The purpose of this study is to develop and analyze a method to obtain optical schematic models of individual eyes. Each model should be able to reproduce the measured monochromatic wave aberration with high fidelity.
Methods.
First, we choose a generic eye model as the input guess and then apply a two-stage customization procedure. Stage 1 consists of replacing, in the initial generic model, those anatomic and optical parameters with experimental data measured on the eye under analysis. The set of experimental data was that provided by a standard clinical preoperative examination, namely lens topography, ultrasound biometry, and total wave aberration. Then, the second stage is to find the unknown lens structure that would reproduce the measured wave aberration through optical optimization. Two totally different initial eye models have been compared; one considers a simpler constant refractive index for the lens, whereas the second model has a gradient-index (GRIN) lens.
Results.
This automatic customization method has been applied to 19 eyes with different degrees of spherical ametropia (from +0.4 D to -8 D).
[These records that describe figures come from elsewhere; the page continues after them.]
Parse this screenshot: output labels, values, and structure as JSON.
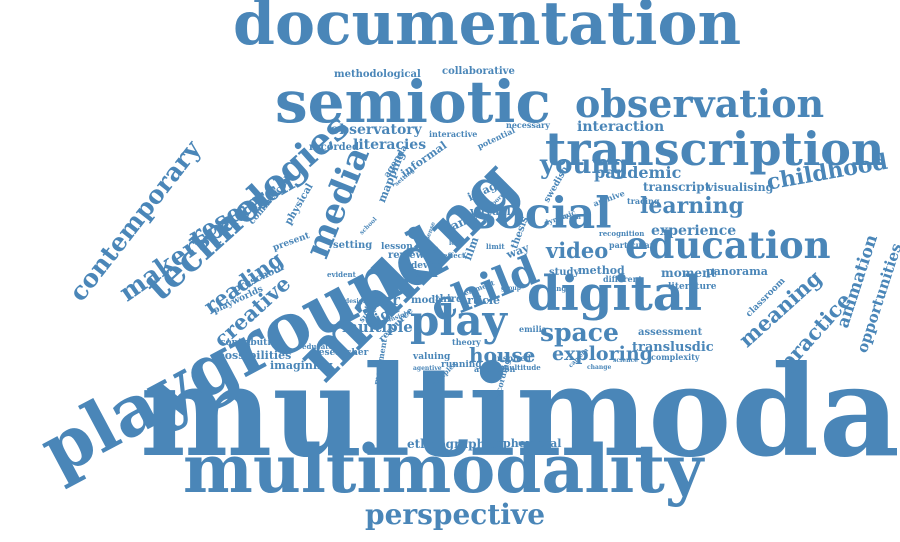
{
  "color": "#4a86b8",
  "words": [
    "multimodal",
    "multimodality",
    "documentation",
    "semiotic",
    "making",
    "playground",
    "digital",
    "transcription",
    "social",
    "observation",
    "child",
    "play",
    "education",
    "perspective",
    "technologies",
    "media",
    "makerspace",
    "contemporary",
    "research",
    "space",
    "young",
    "video",
    "learning",
    "childhood",
    "creative",
    "reading",
    "house",
    "exploring",
    "meaning",
    "practice",
    "animation",
    "opportunities",
    "pandemic",
    "interaction",
    "observatory",
    "literacies",
    "experience",
    "transcript",
    "visualising",
    "year",
    "multiple",
    "sign",
    "translusdic",
    "ethnographic",
    "ephemeral",
    "methodological",
    "collaborative",
    "possibilities",
    "imagining",
    "researcher",
    "contribution",
    "playworlds",
    "preschool",
    "mapping",
    "informal",
    "agenda",
    "recorded",
    "commercial",
    "physical",
    "present",
    "setting",
    "lesson",
    "review",
    "device",
    "form",
    "game",
    "film",
    "image",
    "virtual",
    "way",
    "thesis",
    "study",
    "method",
    "article",
    "third",
    "mode",
    "theory",
    "valuing",
    "running",
    "inspired",
    "moment",
    "panorama",
    "literature",
    "different",
    "assessment",
    "classroom",
    "complexity",
    "potential",
    "necessary",
    "interactive",
    "swedish",
    "archive",
    "particular",
    "recognition",
    "resource",
    "support",
    "educator",
    "evident",
    "attention",
    "multitude",
    "emilia",
    "range",
    "dynamic",
    "border",
    "tracing",
    "element",
    "agentive",
    "movement",
    "recording",
    "complex",
    "design",
    "insight",
    "person",
    "change",
    "science",
    "camera",
    "school",
    "effect",
    "limit",
    "time",
    "look",
    "sense",
    "setting",
    "group"
  ]
}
Two models have been obtained for each eye (constant and gradient index lens). The results were highly satisfactory, with 100% convergence, and with average RMS prediction errors approximately λ/100. This is one order of magnitude lower than typical measurement errors. The models with a constant refractive index lens tended to overestimate surface curvatures, whereas for the GRIN model, lens surfaces were too flat.
Conclusions.
The proposed method is highly efficient and robust giving a high-fidelity reproduction of the wavefront in all cases attempted so far. Limitations found in reproducing the geometry of the lens seem to be associated with the use of inaccurate models of its refractive index.